Качается вагон, качаются скамьи, лица пассажиров… Хочу ли я спать? Очень. Она мне мешает? Ничуть. Почему же я не сплю? Не знаю…
– Спи, а я почитаю немного.
В одной руке книга, а другую положила на мое плечо. Она сидит возле меня, на той же скамье. Дребезжат стекла. Остановка… Чужие крикливые голоса.
– Приехали? – спрашиваю я.
– Что ты, еще далеко.
Нагнулась ко мне, что-то поправила под изголовьем, и на миг задержалась маленькая, твердая рука. Едем дальше. Вновь остановка. Другая…
И, открывая глаза, вижу склоненную голову Эстер и одну и ту же неперевернутую страницу.

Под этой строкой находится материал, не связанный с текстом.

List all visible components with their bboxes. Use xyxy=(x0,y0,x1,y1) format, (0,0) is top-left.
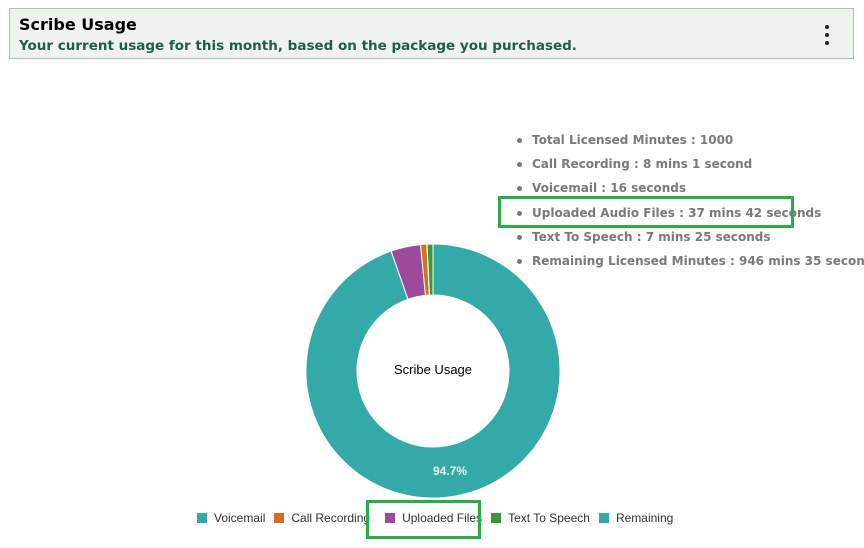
legend-item-call-recording[interactable]: Call Recording xyxy=(274,511,370,525)
legend-label: Call Recording xyxy=(291,511,371,525)
legend-swatch xyxy=(197,513,207,523)
legend-swatch xyxy=(598,513,609,523)
legend-label: Voicemail xyxy=(214,511,266,525)
summary-remaining: Remaining Licensed Minutes : 946 mins 35… xyxy=(514,249,864,273)
summary-text-to-speech: Text To Speech : 7 mins 25 seconds xyxy=(514,225,864,249)
summary-call-recording: Call Recording : 8 mins 1 second xyxy=(514,152,864,176)
summary-total-licensed: Total Licensed Minutes : 1000 xyxy=(514,128,864,152)
legend-label: Remaining xyxy=(615,511,674,525)
chart-legend: Voicemail Call Recording Uploaded Files … xyxy=(197,511,682,525)
slice-remaining[interactable] xyxy=(305,243,561,499)
page-title: Scribe Usage xyxy=(19,15,137,34)
legend-swatch xyxy=(491,513,502,523)
usage-summary-list: Total Licensed Minutes : 1000 Call Recor… xyxy=(514,128,864,273)
donut-center-label: Scribe Usage xyxy=(393,362,473,377)
legend-item-remaining[interactable]: Remaining xyxy=(598,511,674,525)
usage-header-panel: Scribe Usage Your current usage for this… xyxy=(9,8,854,59)
more-options-icon[interactable] xyxy=(823,25,831,45)
legend-item-uploaded-files[interactable]: Uploaded Files xyxy=(385,511,482,525)
summary-voicemail: Voicemail : 16 seconds xyxy=(514,176,864,200)
legend-label: Text To Speech xyxy=(508,511,590,525)
legend-swatch xyxy=(274,513,285,523)
summary-uploaded-audio: Uploaded Audio Files : 37 mins 42 second… xyxy=(514,201,864,225)
legend-swatch xyxy=(385,513,396,523)
page-subtitle: Your current usage for this month, based… xyxy=(19,38,577,54)
legend-item-voicemail[interactable]: Voicemail xyxy=(197,511,265,525)
data-label-remaining: 94.7% xyxy=(432,464,468,478)
legend-item-text-to-speech[interactable]: Text To Speech xyxy=(491,511,590,525)
legend-label: Uploaded Files xyxy=(402,511,483,525)
slice-text-to-speech[interactable] xyxy=(426,243,434,296)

Все, что говорит Эстер, я выслушиваю. Иногда молча, иногда отвечаю, но всегда равнодушно. Я вижу, как это ей больно. Порой у нее вырывается:
– Что же ты молчишь?
Но тотчас же нежно-боязливо говорит:
– Ну, хорошо, хорошо. Не надо.
И улыбается, а я понимаю, что ей хочется плакать и с тоской глядеть на убегающую дорогу, но я никак не могу помочь ей. Я чувствую, какая у меня вялая рука. Мне даже трудно пожать ее руки в те минуты, когда она с болью сплетает их вокруг колен. Мне кажется, у меня и взгляд вялый. Я с безразличием пропускаю мимо себя поля с запоздалой рожью, домики, похожие на сказочные, золотистый отблеск осенних листьев. Мне все равно куда глядеть и что видеть. Таким же взглядом я гляжу на Эстер. Я вижу ее муку, ее бы мог увидеть даже слепой, знаю и помню, что это страдает Эстер – и нет во мне ни одного душевного движения, с которым я мог бы подойти к ней. Только когда она плачет, я иногда теряюсь. Тогда я отчетливо вспоминаю плач Шурки и стук парижского дождя о стекла автомобиля.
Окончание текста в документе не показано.